Well, the decision to hold direct U.S.-Taliban talks and not insist to the Taliban that the Afghan government be there, which is what the U.S. was doing in previous years (the Taliban did not want the Afghan government at the table, said they were illegitimate) — and the U.S. had respected that for many, many years — the decision was made in 2018 by the Trump administration to allow the U.S. to engage directly with the Taliban. The U.S. felt that its hands would forever be tied and it would not be able to reach any kind of political accommodation, without being able to engage directly with the Taliban. The idea was always that eventually the Afghan government would be brought into those talks. And I think there also was an expectation that the U.S. would represent Afghan interests. But unfortunately this is not what happened. What we saw was a consistent undermining of the Afghan government. It was easier to extract concessions from the Afghan government and give concessions to the Taliban.

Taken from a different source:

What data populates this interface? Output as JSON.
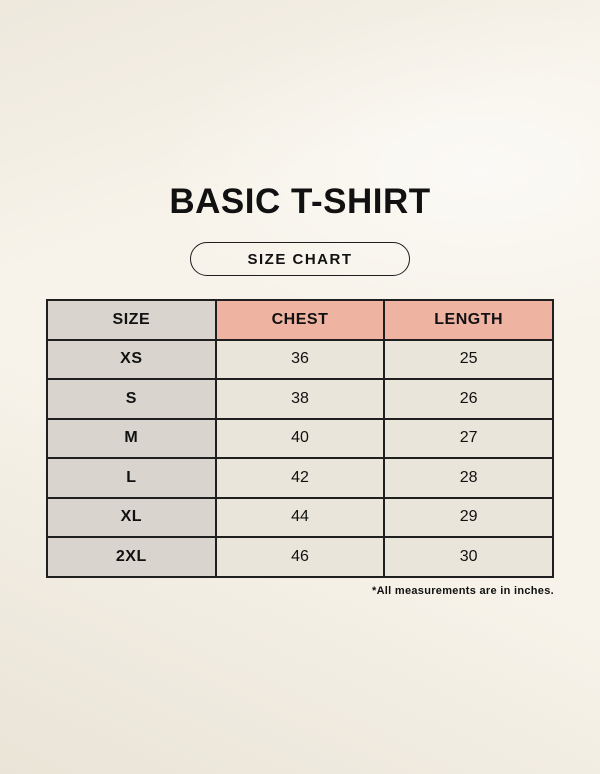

Unfortunately, there was not a balanced handling of that process, it wasn’t a ‘peace process’. We didn’t get the Taliban actually breaking from al-Qaeda. The only thing the U.S. got out of the Doha Agreement was the fact that Taliban did not shoot at U.S. forces as they were departing the country. So it really should be [called] the Doha Withdrawal Agreement, not the Peace Agreement.
Officials in the Biden administration have said alternatives to the way in which the exit was actually conducted would have come with their own human costs borne largely in these counterfactual situations by American soldiers and their families. What would you have suggested, in terms of an exit?
I personally think that the U.S. could have kept a limited presence. There are some 3,500 troops when Biden took office in January, along with the 7,000 to 8,000 NATO troops. And I think that there are ways to protect those forces. When I engaged with senior military leadership before the decision was made to go to zero, they had assured me that there were capabilities, there were ways to protect U.S. forces, and also to respond. It’s not as if the U.S. were sitting ducks — we had ways to respond to the Taliban. So, that would not have been a solution that would defeat the Taliban, it would have largely been a holding position just a way for the U.S. to continue to protect its counterterrorism interests, and give the government, an opportunity to perhaps negotiate a better deal with the Taliban… I think the thinking behind keeping a small CT (counterterrorism) presence there, while not solving the problem completely, it would have at least protected fundamental U.S. national, counterterrorism interests.
Speaking of safe havens for terrorists, what’s unfolding in Afghanistan is a gift of sorts to Pakistan, and PM Imran Khan has not hidden his appreciation for the turn of events. How do you think this is going to impact America’s relationship with Pakistan?
Like I said earlier, it’s a fundamental failure of U.S. policy that across four administrations, we were not able to deal with the Taliban sanctuary inside Pakistan. The Trump administration had cut security assistance to Pakistan… at least we didn’t have U.S. taxpayer money funding a military that was supporting our enemies. I don’t foresee any reinvigoration of the relationship or any great efforts made to try to re-establish an alliance with Pakistan. I don’t see the relationship plummeting, either. I think it will just probably remain rather stagnant over next several years.